Retailers and manufacturers also have a vital role to play. It starts with the need to implement sustainability strategies and embed them across their organisations, with sustainable nutrition at their heart. I am amazed at how many food businesses, including leading multinational brands, have a set of departmental strategies which often conflict and reinforce inter-departmental competition for resources. Sustainable Nutrition is an opportunity for  businesses to re-align their strategies so that sustainability, procurement brands, marketing and finance teams are guided by one sustainability strategy, embedded across their business DNA. For too long businesses have treated sustainability as a bit of an ‘add on’ – its time to remove CSR strategies and embed sustainability at the heart of their strategies. A  host of opportunities will emerge as a result, including how they can innovate in ways that maximise the nutritional content of foods at minimum environmental costs.

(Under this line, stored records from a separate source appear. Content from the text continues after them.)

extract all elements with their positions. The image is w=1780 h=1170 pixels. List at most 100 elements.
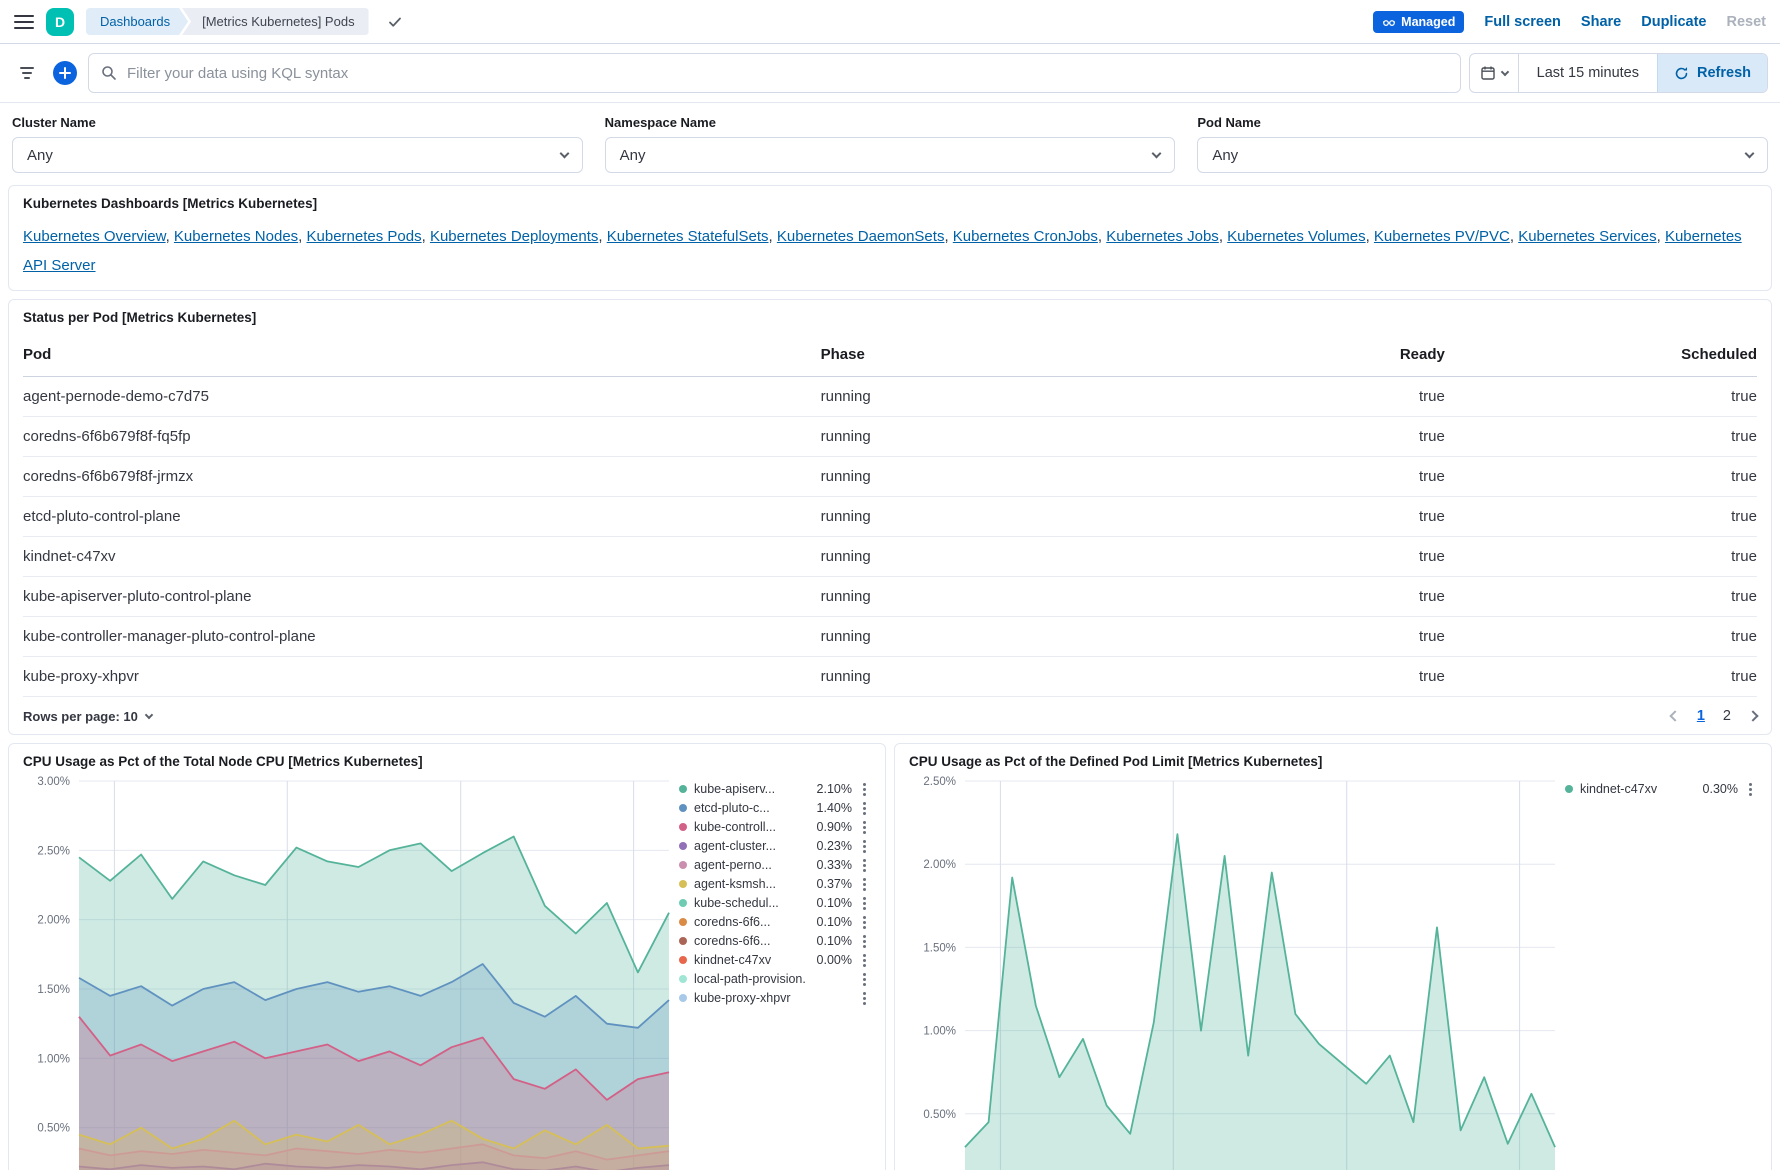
- dashboard-link[interactable]: Kubernetes DaemonSets: [777, 228, 945, 245]
- scheduled-cell: true: [1445, 377, 1757, 417]
- series-color-dot: [679, 975, 687, 983]
- svg-text:2.50%: 2.50%: [37, 845, 70, 857]
- legend-menu-icon[interactable]: [859, 971, 871, 986]
- full-screen-button[interactable]: Full screen: [1484, 14, 1561, 30]
- dashboard-link[interactable]: Kubernetes Nodes: [174, 228, 298, 245]
- breadcrumb-dashboards[interactable]: Dashboards: [86, 8, 188, 35]
- legend-item[interactable]: agent-perno... 0.33%: [679, 857, 871, 872]
- query-bar: Last 15 minutes Refresh: [0, 44, 1780, 103]
- legend-menu-icon[interactable]: [859, 819, 871, 834]
- chevron-right-icon[interactable]: [1747, 710, 1758, 721]
- dashboard-link[interactable]: Kubernetes Deployments: [430, 228, 598, 245]
- legend-item[interactable]: coredns-6f6...0.10%: [679, 933, 871, 948]
- time-range-value[interactable]: Last 15 minutes: [1519, 54, 1657, 92]
- series-color-dot: [679, 861, 687, 869]
- rows-per-page-button[interactable]: Rows per page: 10: [23, 709, 152, 724]
- links-panel-title: Kubernetes Dashboards [Metrics Kubernete…: [23, 196, 1757, 211]
- scheduled-cell: true: [1445, 417, 1757, 457]
- dashboard-link[interactable]: Kubernetes Pods: [307, 228, 422, 245]
- pod-cell: agent-pernode-demo-c7d75: [23, 377, 821, 417]
- legend-menu-icon[interactable]: [859, 914, 871, 929]
- legend-item[interactable]: local-path-provision...: [679, 971, 871, 986]
- dashboard-link[interactable]: Kubernetes Services: [1518, 228, 1656, 245]
- control-label: Namespace Name: [605, 115, 1176, 130]
- dashboard-link[interactable]: Kubernetes CronJobs: [953, 228, 1098, 245]
- scheduled-cell: true: [1445, 497, 1757, 537]
- legend-series-name: agent-ksmsh...: [694, 877, 805, 891]
- chevron-left-icon[interactable]: [1669, 710, 1680, 721]
- phase-cell: running: [821, 497, 1168, 537]
- phase-cell: running: [821, 657, 1168, 697]
- ready-cell: true: [1167, 417, 1444, 457]
- dashboard-link[interactable]: Kubernetes StatefulSets: [607, 228, 769, 245]
- kql-search-box: [88, 53, 1461, 93]
- legend-menu-icon[interactable]: [859, 800, 871, 815]
- series-color-dot: [679, 899, 687, 907]
- legend-menu-icon[interactable]: [859, 933, 871, 948]
- share-button[interactable]: Share: [1581, 14, 1621, 30]
- legend-menu-icon[interactable]: [859, 857, 871, 872]
- svg-text:1.50%: 1.50%: [37, 984, 70, 996]
- legend-menu-icon[interactable]: [859, 952, 871, 967]
- time-picker-calendar-button[interactable]: [1470, 54, 1519, 92]
- legend-menu-icon[interactable]: [859, 895, 871, 910]
- table-row: kindnet-c47xvrunningtruetrue: [23, 537, 1757, 577]
- legend-item[interactable]: kindnet-c47xv0.30%: [1565, 781, 1757, 796]
- control-namespace-name: Namespace Name Any: [605, 115, 1176, 173]
- pagination: 1 2: [1671, 708, 1757, 724]
- namespace-name-select[interactable]: Any: [605, 137, 1176, 173]
- ready-cell: true: [1167, 577, 1444, 617]
- chart-title: CPU Usage as Pct of the Total Node CPU […: [23, 754, 871, 769]
- add-filter-button[interactable]: [50, 58, 80, 88]
- legend-menu-icon[interactable]: [859, 838, 871, 853]
- dashboard-link[interactable]: Kubernetes Volumes: [1227, 228, 1365, 245]
- table-row: kube-controller-manager-pluto-control-pl…: [23, 617, 1757, 657]
- kql-search-input[interactable]: [127, 65, 1448, 82]
- scheduled-cell: true: [1445, 617, 1757, 657]
- legend-menu-icon[interactable]: [859, 876, 871, 891]
- dashboard-controls: Cluster Name Any Namespace Name Any Pod …: [0, 103, 1780, 185]
- legend-item[interactable]: kube-schedul...0.10%: [679, 895, 871, 910]
- control-label: Cluster Name: [12, 115, 583, 130]
- legend-series-name: kindnet-c47xv: [694, 953, 805, 967]
- pod-table-body: agent-pernode-demo-c7d75runningtruetruec…: [23, 377, 1757, 697]
- table-row: coredns-6f6b679f8f-fq5fprunningtruetrue: [23, 417, 1757, 457]
- legend-item[interactable]: agent-cluster...0.23%: [679, 838, 871, 853]
- breadcrumb-current-dashboard[interactable]: [Metrics Kubernetes] Pods: [182, 8, 368, 35]
- legend-menu-icon[interactable]: [1745, 781, 1757, 796]
- cluster-name-select[interactable]: Any: [12, 137, 583, 173]
- legend-series-value: 0.33%: [812, 858, 852, 872]
- svg-text:1.50%: 1.50%: [923, 942, 956, 954]
- legend-item[interactable]: etcd-pluto-c...1.40%: [679, 800, 871, 815]
- refresh-button[interactable]: Refresh: [1657, 54, 1767, 92]
- legend-item[interactable]: agent-ksmsh... 0.37%: [679, 876, 871, 891]
- pod-name-select[interactable]: Any: [1197, 137, 1768, 173]
- svg-text:0.50%: 0.50%: [923, 1109, 956, 1121]
- reset-button[interactable]: Reset: [1727, 14, 1767, 30]
- legend-series-value: 0.37%: [812, 877, 852, 891]
- page-number-1[interactable]: 1: [1697, 708, 1705, 724]
- saved-query-menu-button[interactable]: [12, 58, 42, 88]
- legend-item[interactable]: coredns-6f6...0.10%: [679, 914, 871, 929]
- dashboard-link[interactable]: Kubernetes Jobs: [1106, 228, 1219, 245]
- legend-menu-icon[interactable]: [859, 990, 871, 1005]
- dashboard-link[interactable]: Kubernetes Overview: [23, 228, 166, 245]
- legend-item[interactable]: kube-controll...0.90%: [679, 819, 871, 834]
- legend-item[interactable]: kube-proxy-xhpvr: [679, 990, 871, 1005]
- pod-cell: kube-controller-manager-pluto-control-pl…: [23, 617, 821, 657]
- svg-text:3.00%: 3.00%: [37, 776, 70, 788]
- legend-item[interactable]: kindnet-c47xv0.00%: [679, 952, 871, 967]
- series-color-dot: [679, 823, 687, 831]
- dashboard-link[interactable]: Kubernetes PV/PVC: [1374, 228, 1510, 245]
- page-number-2[interactable]: 2: [1723, 708, 1731, 724]
- menu-icon[interactable]: [14, 15, 34, 29]
- column-header-phase: Phase: [821, 333, 1168, 377]
- namespace-name-value: Any: [620, 147, 646, 164]
- legend-menu-icon[interactable]: [859, 781, 871, 796]
- duplicate-button[interactable]: Duplicate: [1641, 14, 1706, 30]
- legend-series-name: agent-perno...: [694, 858, 805, 872]
- scheduled-cell: true: [1445, 577, 1757, 617]
- legend-item[interactable]: kube-apiserv...2.10%: [679, 781, 871, 796]
- space-avatar[interactable]: D: [46, 8, 74, 36]
- table-row: etcd-pluto-control-planerunningtruetrue: [23, 497, 1757, 537]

One example is the emergence of innovation to find more sustainable ways to produce proteins. This is already happening on two fronts. One is plant-based proteins, which can cater for the wider market of meat reducers rather than vegans and vegetarians. Tesco in the UK has recently employed a director of plant-based innovation, while many of the world’s leading food manufacturers I’ve been speaking to have R&D teams working to embed more plant-based proteins within composite foodstuffs.  .

Change requires new business models and collaboration 

Feeding almost 10 billion people with healthy, nutritious, sustainably-produced foods will be one of the key challenges of our time.It’s going to require radically different business models and new collaborations between business, governments and the civil society, which are already starting to emerge. Sustainable nutrition is a powerful lens for all those working in the food system, which will enable organisations to identify strategies leading to action and innovation. Through the lens of sustainable nutrition, I believe we can start reframing how we produce, consume, and value food. The prize could not be bigger – the need to feed some 10 billion people with healthy, nutritious food that is good for planetary and human health.